BEIJING/WASHINGTON, 7 September 2003 — A North Korean biological weapons expert has been detained while trying to slip into the Australian Consulate in China’s southern city of Guangzhou to seek political asylum, an anti-Pyongyang activist said yesterday.
Norbert Vollertsen, a German doctor-turned-activist, said plainclothes security agents had detained Ri Chae Woo, who planned to testify in the United States against Pyongyang’s chemical and biological weapons program.
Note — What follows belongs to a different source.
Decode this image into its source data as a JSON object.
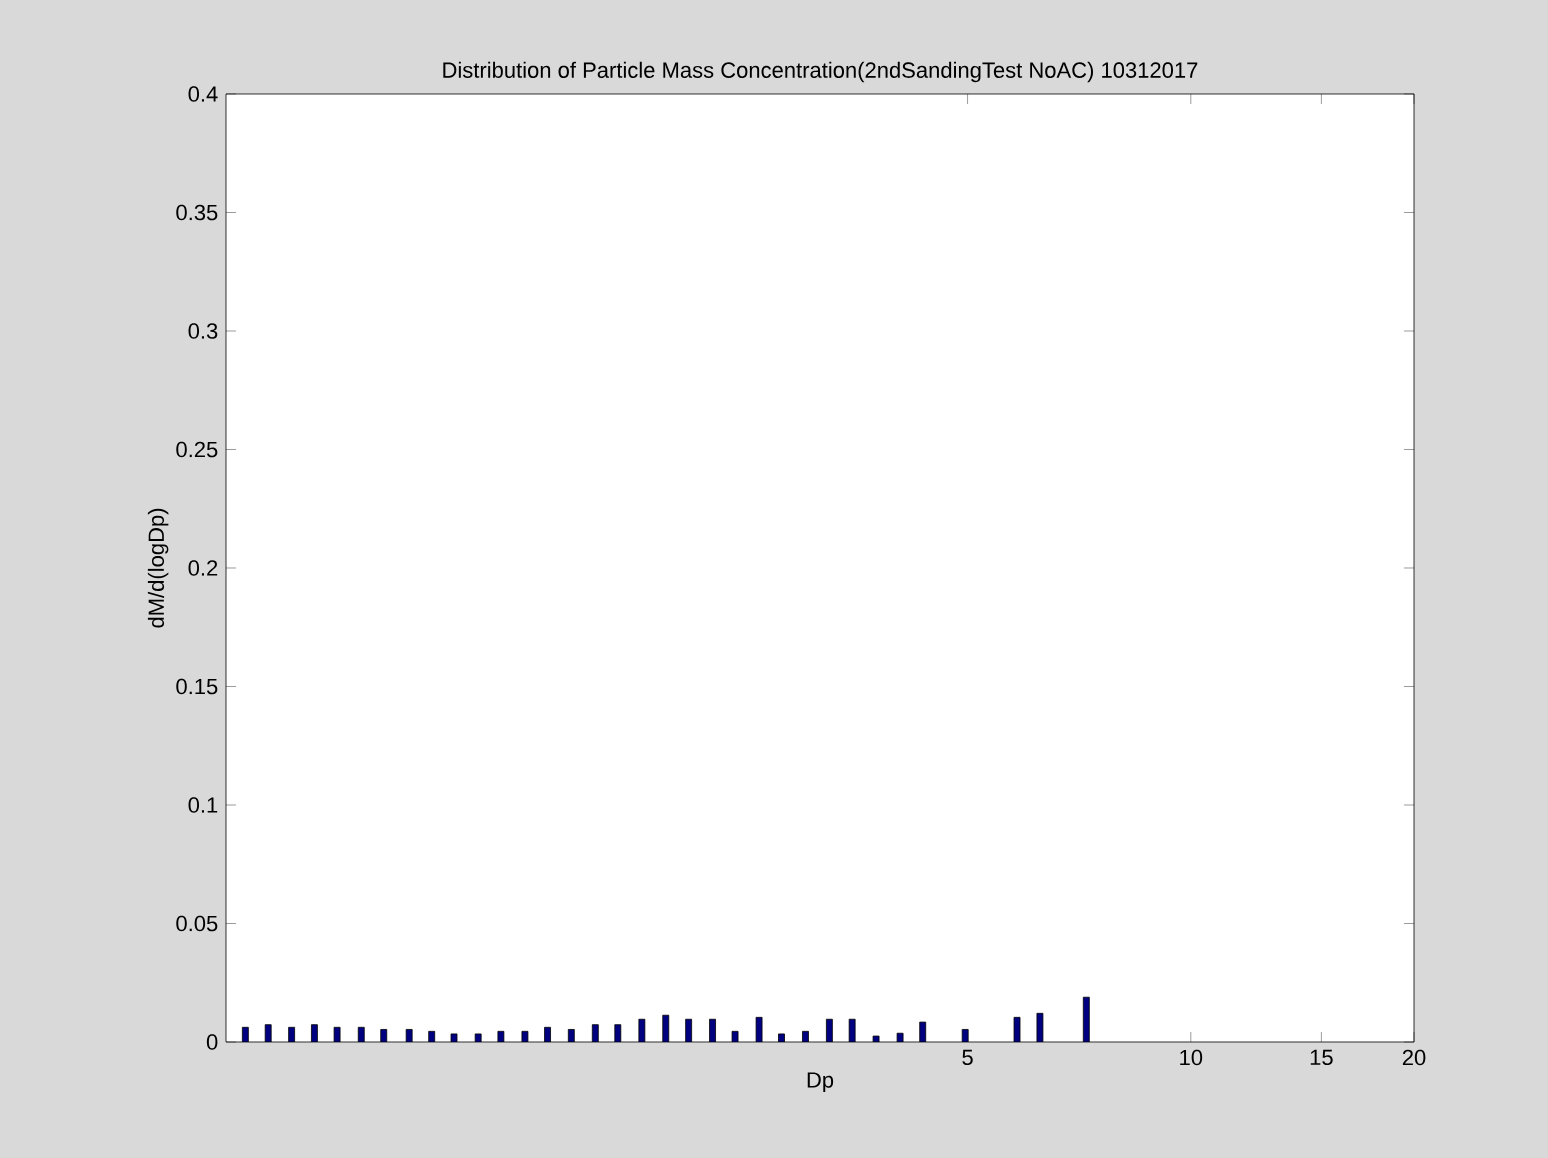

Vollertsen, quoted on a human rights website, said Ri had evidence of human experiments in North Korea.
While North Korea’s nuclear weapons program has been a top international concern recently, the reclusive state is also believed to be capable of making large amounts of chemical weapons such as nerve, blister and choking agents.
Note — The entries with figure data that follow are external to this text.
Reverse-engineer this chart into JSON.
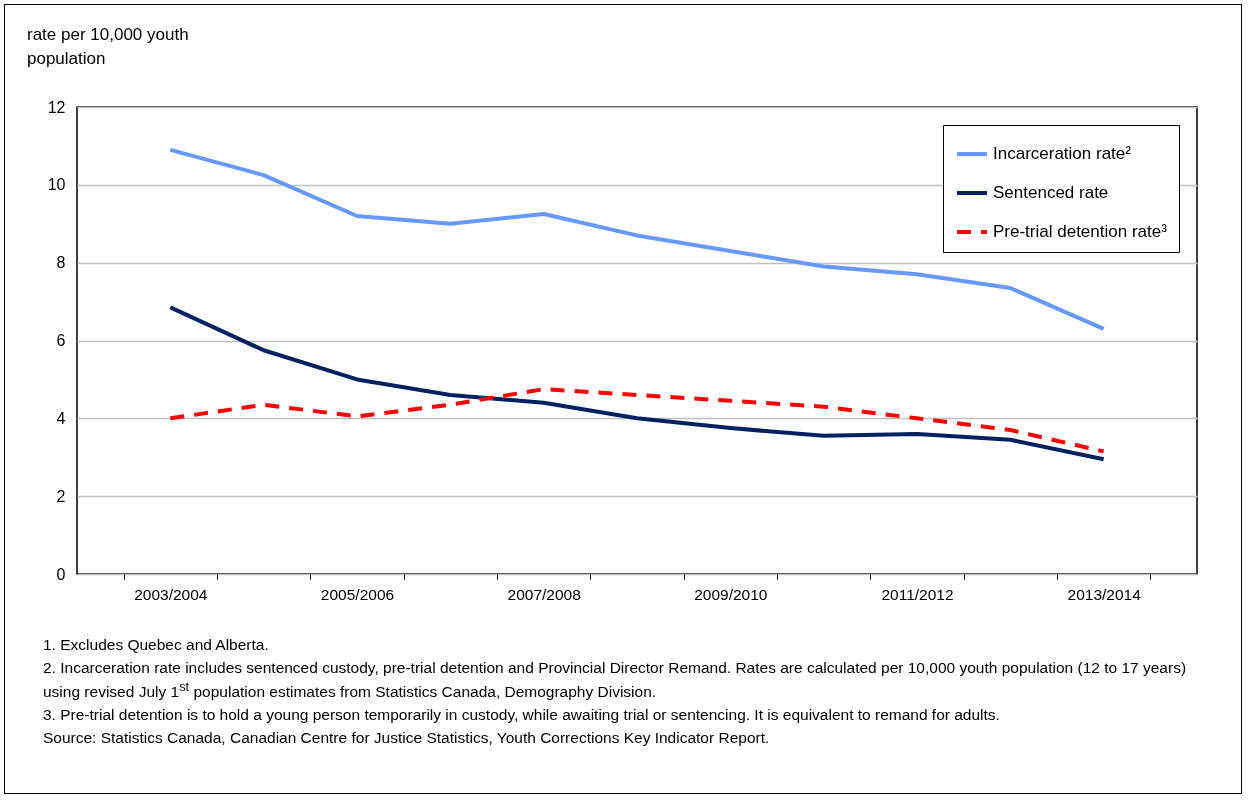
{
  "chart_data": {
    "type": "line",
    "ylabel": "rate per 10,000 youth population",
    "categories": [
      "2003/2004",
      null,
      "2005/2006",
      null,
      "2007/2008",
      null,
      "2009/2010",
      null,
      "2011/2012",
      null,
      "2013/2014"
    ],
    "series": [
      {
        "name": "Incarceration rate²",
        "color": "#6699ff",
        "line_style": "solid",
        "values": [
          10.9,
          10.25,
          9.2,
          9.0,
          9.25,
          8.7,
          8.3,
          7.9,
          7.7,
          7.35,
          6.3
        ]
      },
      {
        "name": "Sentenced rate",
        "color": "#002060",
        "line_style": "solid",
        "values": [
          6.85,
          5.75,
          5.0,
          4.6,
          4.4,
          4.0,
          3.75,
          3.55,
          3.6,
          3.45,
          2.95
        ]
      },
      {
        "name": "Pre-trial detention rate³",
        "color": "#ff0000",
        "line_style": "dashed",
        "values": [
          4.0,
          4.35,
          4.05,
          4.35,
          4.75,
          4.6,
          4.45,
          4.3,
          4.0,
          3.7,
          3.15
        ]
      }
    ],
    "ylim": [
      0,
      12
    ],
    "yticks": [
      0,
      2,
      4,
      6,
      8,
      10,
      12
    ],
    "grid": "y",
    "legend": "top right",
    "marker": "none",
    "annotations": [
      "1. Excludes Quebec and Alberta.",
      "2. Incarceration rate includes sentenced custody, pre-trial detention and Provincial Director Remand. Rates are calculated per 10,000 youth population (12 to 17 years) using revised July 1$^{st}$ population estimates from Statistics Canada, Demography Division.",
      "3. Pre-trial detention is to hold a young person temporarily in custody, while awaiting trial or sentencing. It is equivalent to remand for adults.",
      "Source: Statistics Canada, Canadian Centre for Justice Statistics, Youth Corrections Key Indicator Report."
    ]
  }
}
Ri had worked for the Chiha-ri Chemical Corp in Anbyon, south of Wonsan, North Korea, until June 2003 when he and his wife and two teenage children fled to China, Vollertsen said. “He (Ri) was disguised in the uniform of maintenance staff of the building which houses the consulate,” Vollertsen said in a statement on the Chosun Journal website, which promotes human rights in North Korea.
“He was apprehended in the fire escape stairwell, his family members escaped via a nearby fast food restaurant and are at large,” Vollertsen said.
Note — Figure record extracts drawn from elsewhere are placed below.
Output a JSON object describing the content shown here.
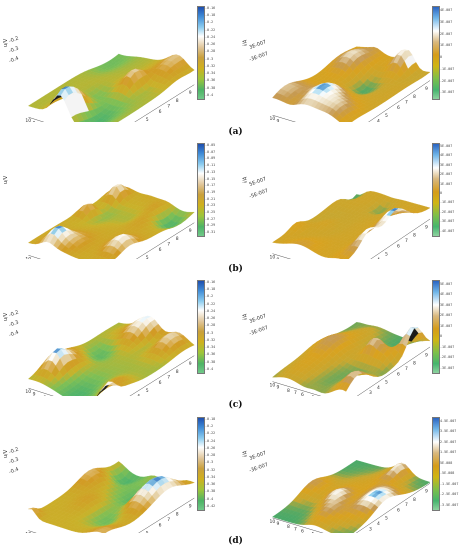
{
  "figure": {
    "rows": [
      {
        "caption": "(a)",
        "left": {
          "zlabel": "u/V",
          "zticks": [
            "-0.2",
            "-0.3",
            "-0.4"
          ],
          "colorbar": [
            "-0.16",
            "-0.18",
            "-0.2",
            "-0.22",
            "-0.24",
            "-0.26",
            "-0.28",
            "-0.3",
            "-0.32",
            "-0.34",
            "-0.36",
            "-0.38",
            "-0.4"
          ]
        },
        "right": {
          "zlabel": "i/A",
          "zticks": [
            "3E-007",
            "-3E-007"
          ],
          "colorbar": [
            "4E-007",
            "3E-007",
            "2E-007",
            "1E-007",
            "0",
            "-1E-007",
            "-2E-007",
            "-3E-007"
          ]
        }
      },
      {
        "caption": "(b)",
        "left": {
          "zlabel": "u/V",
          "zticks": [],
          "colorbar": [
            "-0.05",
            "-0.07",
            "-0.09",
            "-0.11",
            "-0.13",
            "-0.15",
            "-0.17",
            "-0.19",
            "-0.21",
            "-0.23",
            "-0.25",
            "-0.27",
            "-0.29",
            "-0.31"
          ]
        },
        "right": {
          "zlabel": "i/A",
          "zticks": [
            "5E-007",
            "-5E-007"
          ],
          "colorbar": [
            "5E-007",
            "4E-007",
            "3E-007",
            "2E-007",
            "1E-007",
            "0",
            "-1E-007",
            "-2E-007",
            "-3E-007",
            "-4E-007"
          ]
        }
      },
      {
        "caption": "(c)",
        "left": {
          "zlabel": "u/V",
          "zticks": [
            "-0.2",
            "-0.3",
            "-0.4"
          ],
          "colorbar": [
            "-0.16",
            "-0.18",
            "-0.2",
            "-0.22",
            "-0.24",
            "-0.26",
            "-0.28",
            "-0.3",
            "-0.32",
            "-0.34",
            "-0.36",
            "-0.38",
            "-0.4"
          ]
        },
        "right": {
          "zlabel": "i/A",
          "zticks": [
            "3E-007",
            "-3E-007"
          ],
          "colorbar": [
            "5E-007",
            "4E-007",
            "3E-007",
            "2E-007",
            "1E-007",
            "0",
            "-1E-007",
            "-2E-007",
            "-3E-007"
          ]
        }
      },
      {
        "caption": "(d)",
        "left": {
          "zlabel": "u/V",
          "zticks": [
            "-0.2",
            "-0.3",
            "-0.4"
          ],
          "colorbar": [
            "-0.18",
            "-0.2",
            "-0.22",
            "-0.24",
            "-0.26",
            "-0.28",
            "-0.3",
            "-0.32",
            "-0.34",
            "-0.36",
            "-0.38",
            "-0.4",
            "-0.42"
          ]
        },
        "right": {
          "zlabel": "i/A",
          "zticks": [
            "3E-007",
            "-3E-007"
          ],
          "colorbar": [
            "4.5E-007",
            "3.5E-007",
            "2.5E-007",
            "1.5E-007",
            "5E-008",
            "-5E-008",
            "-1.5E-007",
            "-2.5E-007",
            "-3.5E-007"
          ]
        }
      }
    ],
    "x_ticks": [
      "1",
      "2",
      "3",
      "4",
      "5",
      "6",
      "7",
      "8",
      "9",
      "10"
    ],
    "y_ticks": [
      "1",
      "2",
      "3",
      "4",
      "5",
      "6",
      "7",
      "8",
      "9",
      "10"
    ]
  }
}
Guangzhou police declined to comment, and the Australian Consulate was not immediately available for comment.
Activists say up to 300,000 North Korean refugees are hiding in northeast China after slipping across the border to flee hunger, poverty and repression in their Communist homeland. Defectors say North Korean refugees who are sent home face imprisonment, torture or death.
China, which fought alongside the North during the 1950-53 Korean War, has an agreement with its neighbor to repatriate North Koreans, whom it views as economic migrants — not refugees.
But to avert Western criticism, China has allowed many North Korean asylum seekers to leave for South Korea via third countries.
Last year, more than 1,000 North Koreans reached South Korea via China and other countries. Since last year, China has allowed more than 150 asylum seekers, who have fled to foreign embassies and schools in China, to leave and ultimately reach South Korea.
Last month, Shanghai police foiled an attempt by nine North Korean refugees to sneak into a Japanese school and arrested a Japanese national for helping them. Three South Koreans were also detained for filming the refugees. In July, four North Korean teenagers slipped into the British consulate in Shanghai and were sent later to South Korea.
Meanwhile, the United States is looking at how it can give North Korea the security assurances it has demanded, as it prepares for a planned next round of talks in a nuclear crisis mediation effort, Secretary of State Colin Powell said Friday. Powell told reporters that the issue was the only price Pyongyang had so far formally asked of the US side.
“The only thing that North Korea has said to us that they would like to see from the United States is a security assurance that we are not planning to attack them or invade them,” Powell said after meeting Mexican Foreign Secretary Luis Ernesto Derbez.
“We have said that and they wish to see this assurance provided in some form that they would have confidence in.
“That’s the stage of discussion and negotiation we are at now... we are looking at ways in which we can give them the kind of assurance that they say they need.” The US had refused to offer North Korea a formal non-agression treaty as a price for ending the crisis.
But Powell has in the past suggested that some form of US statement that it has no plans to attack or invade North Korea could be noted in some way by Congress, short of a formal treaty ratification.
Powell said Friday that it was too soon to discuss what kind of aid and financial assistance Pyongyang could expect from Washington if it decided to stand down its nuclear program.
“With respect to other things that might flow from that and how one goes about verifying the destruction of their nuclear weapons capability, all these issues are for discussion in the future.”